Calcifediol may have some advantages over vitamin D, which gives it a certain superiority for use in vitamin D deficiency replacement therapy in asthma, COPD, COVID-19 and other respiratory diseases: (1) calcifediol induces a more rapid increase in circulating 25OHD than oral cholecalciferol; (2) oral calcifediol is more potent than cholecalciferol; (3) oral calcifediol has a higher rate of intestinal absorption, which confers advantages in cases of malabsorption; (4) oral calcifediol has a linear dose–response curve, independent of initial serum 25OHD; and (5) intermittent administration of calcifediol produces a fairly stable serum 25OHD, compared to fluctuations following intermittent oral cholecalciferol [156]. Therefore, oral calcifediol is more potent than vitamin D3 according to the results of nine RCTs when comparing physiological doses of oral cholecalciferol with oral calcifediol [157] and in clinical trials where the two drugs have been compared head-to-head [158].
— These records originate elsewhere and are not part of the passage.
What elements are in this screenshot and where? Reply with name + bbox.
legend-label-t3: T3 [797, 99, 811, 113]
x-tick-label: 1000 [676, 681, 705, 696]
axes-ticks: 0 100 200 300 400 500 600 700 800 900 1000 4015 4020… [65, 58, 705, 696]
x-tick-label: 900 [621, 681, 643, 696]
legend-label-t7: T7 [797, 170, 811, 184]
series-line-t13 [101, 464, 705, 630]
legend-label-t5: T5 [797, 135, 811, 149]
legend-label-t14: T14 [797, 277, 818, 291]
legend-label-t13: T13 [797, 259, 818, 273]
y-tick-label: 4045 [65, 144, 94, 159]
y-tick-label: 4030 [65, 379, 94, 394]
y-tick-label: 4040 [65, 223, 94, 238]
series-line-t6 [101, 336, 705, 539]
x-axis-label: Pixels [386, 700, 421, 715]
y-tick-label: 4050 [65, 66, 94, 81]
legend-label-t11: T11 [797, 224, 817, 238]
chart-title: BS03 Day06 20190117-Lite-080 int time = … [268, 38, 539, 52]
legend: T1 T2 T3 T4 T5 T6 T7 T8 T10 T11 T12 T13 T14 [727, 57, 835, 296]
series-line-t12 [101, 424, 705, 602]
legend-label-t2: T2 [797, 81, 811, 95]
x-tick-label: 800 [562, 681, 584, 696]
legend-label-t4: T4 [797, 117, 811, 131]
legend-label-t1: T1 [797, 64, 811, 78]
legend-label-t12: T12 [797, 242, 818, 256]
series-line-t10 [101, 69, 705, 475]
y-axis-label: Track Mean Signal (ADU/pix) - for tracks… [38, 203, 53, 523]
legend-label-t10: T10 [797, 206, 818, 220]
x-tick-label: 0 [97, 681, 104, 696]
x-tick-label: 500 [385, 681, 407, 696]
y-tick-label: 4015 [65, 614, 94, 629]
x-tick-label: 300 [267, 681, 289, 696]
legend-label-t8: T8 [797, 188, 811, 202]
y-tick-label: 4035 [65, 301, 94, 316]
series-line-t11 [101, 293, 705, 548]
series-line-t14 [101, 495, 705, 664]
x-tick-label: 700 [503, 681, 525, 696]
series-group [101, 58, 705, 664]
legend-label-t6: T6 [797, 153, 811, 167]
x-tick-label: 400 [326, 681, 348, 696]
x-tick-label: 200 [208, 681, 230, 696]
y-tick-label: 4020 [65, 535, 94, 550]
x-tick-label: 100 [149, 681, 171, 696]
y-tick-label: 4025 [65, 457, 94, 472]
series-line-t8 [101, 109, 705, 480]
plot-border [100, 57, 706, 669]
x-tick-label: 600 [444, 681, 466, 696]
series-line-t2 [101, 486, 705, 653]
In the absorption process, vitamin D3 is incorporated into chylomicrons and enters the lymphatic system. The chylomicrons enter the bloodstream via the superior vena cava. Most of the vitamin D3 is incorporated into body fat. Vitamin D3 that is slowly released from body fat into the circulation is converted in the liver to calcifediol (25OHD3). This is the likely explanation for why vitamin D3 administration takes time to reach a steady-state concentration of 25OHD3. However, calcifediol is more hydrophilic, and therefore, after ingestion, it is absorbed into the venous portal system, immediately increasing the circulating concentration of 25(OH)D [156], which is available within hours as a substrate for calcitriol synthesis in broncho-alveolar lung cells, immune cells or other potential target tissues. This ease of absorption and availability [159] is of great importance in patients with severe malabsorption of any etiology [156].

Furthermore, calcifediol does not require hepatic 25-hydroxylation. Functional impairment of CYP2R1 activity has been reported in patients with obesity, malabsorption [160] or inflammatory lung diseases such as COPD or asthma [45,59].

In summary, calcifediol could play an important role in the treatment of vitamin D deficiency in patients with respiratory diseases. Depending on the availability of clinical trials or not, we can recommend its use with a greater or lesser degree of evidence: clearly in asthma and with somewhat less evidence in COPD. Maintaining adequate 25(OH)D levels may contribute to better control of both pathologies, avoiding exacerbations, and especially avoiding exacerbations of infectious origin. In COVID-19, observational data consistently suggest that calcifediol supplementation may decrease the severity of this disease, as evidenced by a reduced need for intensive care and a decreased risk of mortality. However, we will have to wait for the results of large, randomized trials clinical trials for this recommendation to have a high level of evidence. In the meantime, the practical recommendation should be to systematically determine 25(OH)D serum levels in all patients with chronic respiratory pathologies, and in those with deficient levels, correction of the 25OHD deficit should be recommended by substitution treatment.